As we know, the non-shared disk migration could have block jobs to copy the
disk image from the src host to the dst host. So here are my questions for
non-shared disk migration:
q1. For the API virDomainMigrate3 with the bandwidth param, could it set
the bandwidth of block jobs?
q2. For the API virDomainMigrateSetMaxSpeed, could it set the bandwidth of
block jobs?
q3. For the domain job abort API virDomainAbortJob, could it stop the block
job of non-shared disk migration?
q4. For the block job bandwidth API virDomainBlockJobSetSpeed, could it set
the block job of non-shared disk migration?
q5. For the block job abort API virDomainBlockJobAbort, could it stop the
block job of non-shared disk migration?
Then I got the test results of libvirt-8.4.0-1.el9.x86_64
qemu-kvm-7.0.0-4.el9.x86_64:
q1: The bandwidth limit of virDomainMigrate3 is effective to the blockjob:
➜ ~ virsh migrate OVMF qemu+ssh://root@hhan-rhel9--1/system --live --p2p
--tls --tls-destination hhan-rhel9--1 --copy-storage-all --disks-uri
tcp://hhan-rhel9--1:49156 --bandwidth 2
➜ ~ virsh blockjob OVMF vda
Block Copy: [ 0 %] Bandwidth limit: 2097152 bytes/s (2.000 MiB/s)
This is expected and desired.
q2: The virDomainMigrateSetMaxSpeed doesn't change the the
bandwidth of
block jobs.
➜ ~ virsh migrate-setspeed OVMF 8
➜ ~ virsh blockjob OVMF vda
Block Copy: [ 9 %] Bandwidth limit: 2097152 bytes/s (2.000 MiB/s)
This is a bug though, setting the migration speed should, based on the
fact that we want to use the global migration speed flag for disks too
, apply also to the disk migration streams.
q3: The virDomainAbortJob could stop a block job of non-shared disk
migration
➜ ~ virsh migrate OVMF qemu+ssh://root@hhan-rhel9--1/system --live --p2p
--tls --tls-destination hhan-rhel9--1 --copy-storage-all --disks-uri
tcp://hhan-rhel9--1:49156 --bandwidth 2
Then start a virsh event on another terminal:
➜ ~ virsh event --loop --all
Abort the domain job:
➜ ~ virsh domjobabort OVMF
The error "error: operation aborted: migration out: canceled by client"
appears at the terminal of "virsh migrate"
The terminal of "virsh event" shows the block job has been failed:
event 'block-job' for domain 'OVMF': Block Copy for
/var/lib/libvirt/images/OVMF.qcow2 failed
event 'block-job-2' for domain 'OVMF': Block Copy for vda failed
This is again expected, the blockjobs are started by the migration thus
when you cancel the migration we also need to cancel the blockjobs.
q4: The block job bandwidth of non-shared disk migration cannot be
set by
virDomainBlockJobSetSpeed:
➜ ~ virsh blockjob OVMF vda --bandwidth 10
error: Timed out during operation: cannot acquire state change lock (held
by monitor=remoteDispatchDomainMigratePerform3Params)
This is okay, but we could take it a sa feature request to allow tuning
of the individual blockjobs.
q5: The block job of non-shared disk migration cannot be aborted by
virDomainBlockJobAbort:
➜ ~ virsh blockjob OVMF vda --abort
error: Timed out during operation: cannot acquire state change lock (held
by monitor=remoteDispatchDomainMigratePerform3Params)
This is expected.
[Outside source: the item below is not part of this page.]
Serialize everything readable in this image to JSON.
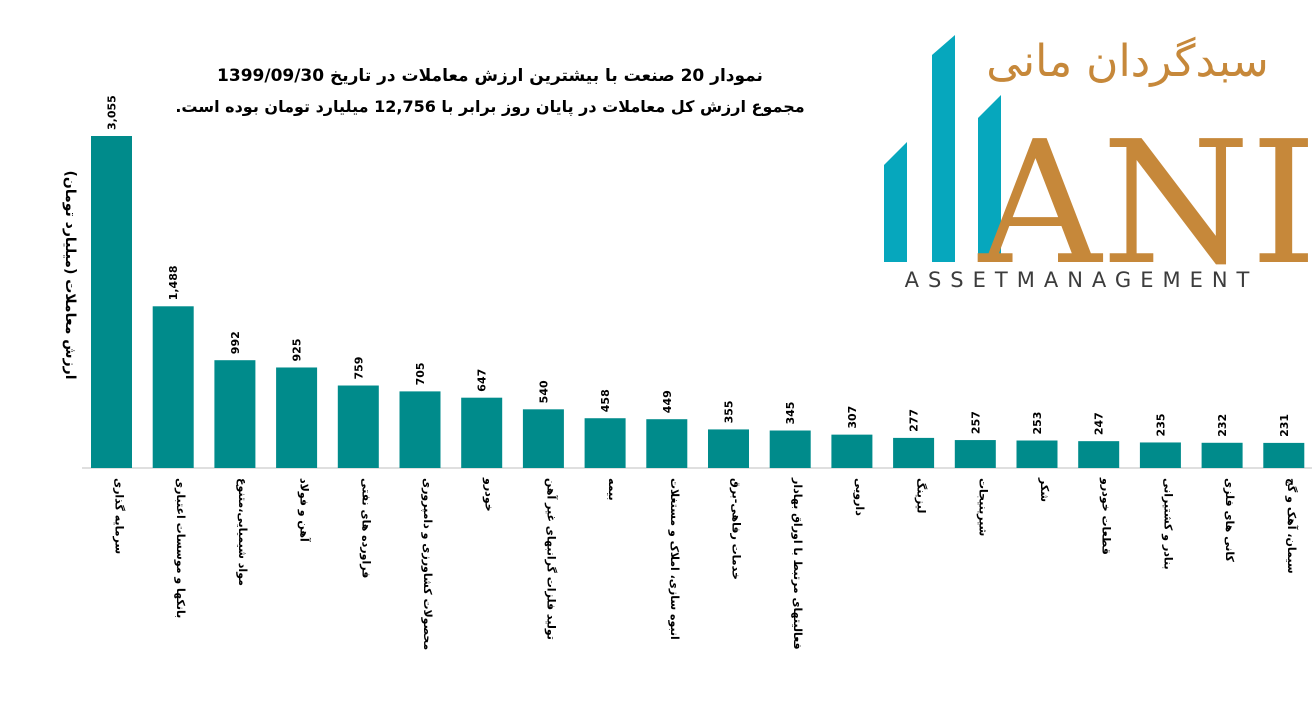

Same as above, we dodn't want to allow users to
control this. In contrast to 'q4' I'd refuse a RFE to allow cancelling
of individual jobs.
Are the results above expected?
Here are my personal thoughts:
For the bandwidth in q1 and q2, they are commented as migration bandwidth(
https://gitlab.com/libvirt/libvirt/-/blob/master/include/libvirt/libvirt-...
,
https://gitlab.com/libvirt/libvirt/-/blob/master/src/libvirt-domain.c#L9696
), but one works for block jobs while one doesn't. So we should make the
comment clear whether they are the bandwidth of VM migration or the
bandwidth of migration with blockjobs. What's more, add a flag to
virDomainMigrateMaxSpeedFlags to support set bandwidth to the blockjobs in
migration.
For q4 and q5, if we will not support to change the block job of non-shared
disk migration by blockjob APIs, we should note that in the migration doc
or the block job doc, to present the difference between this type of block
job and the others.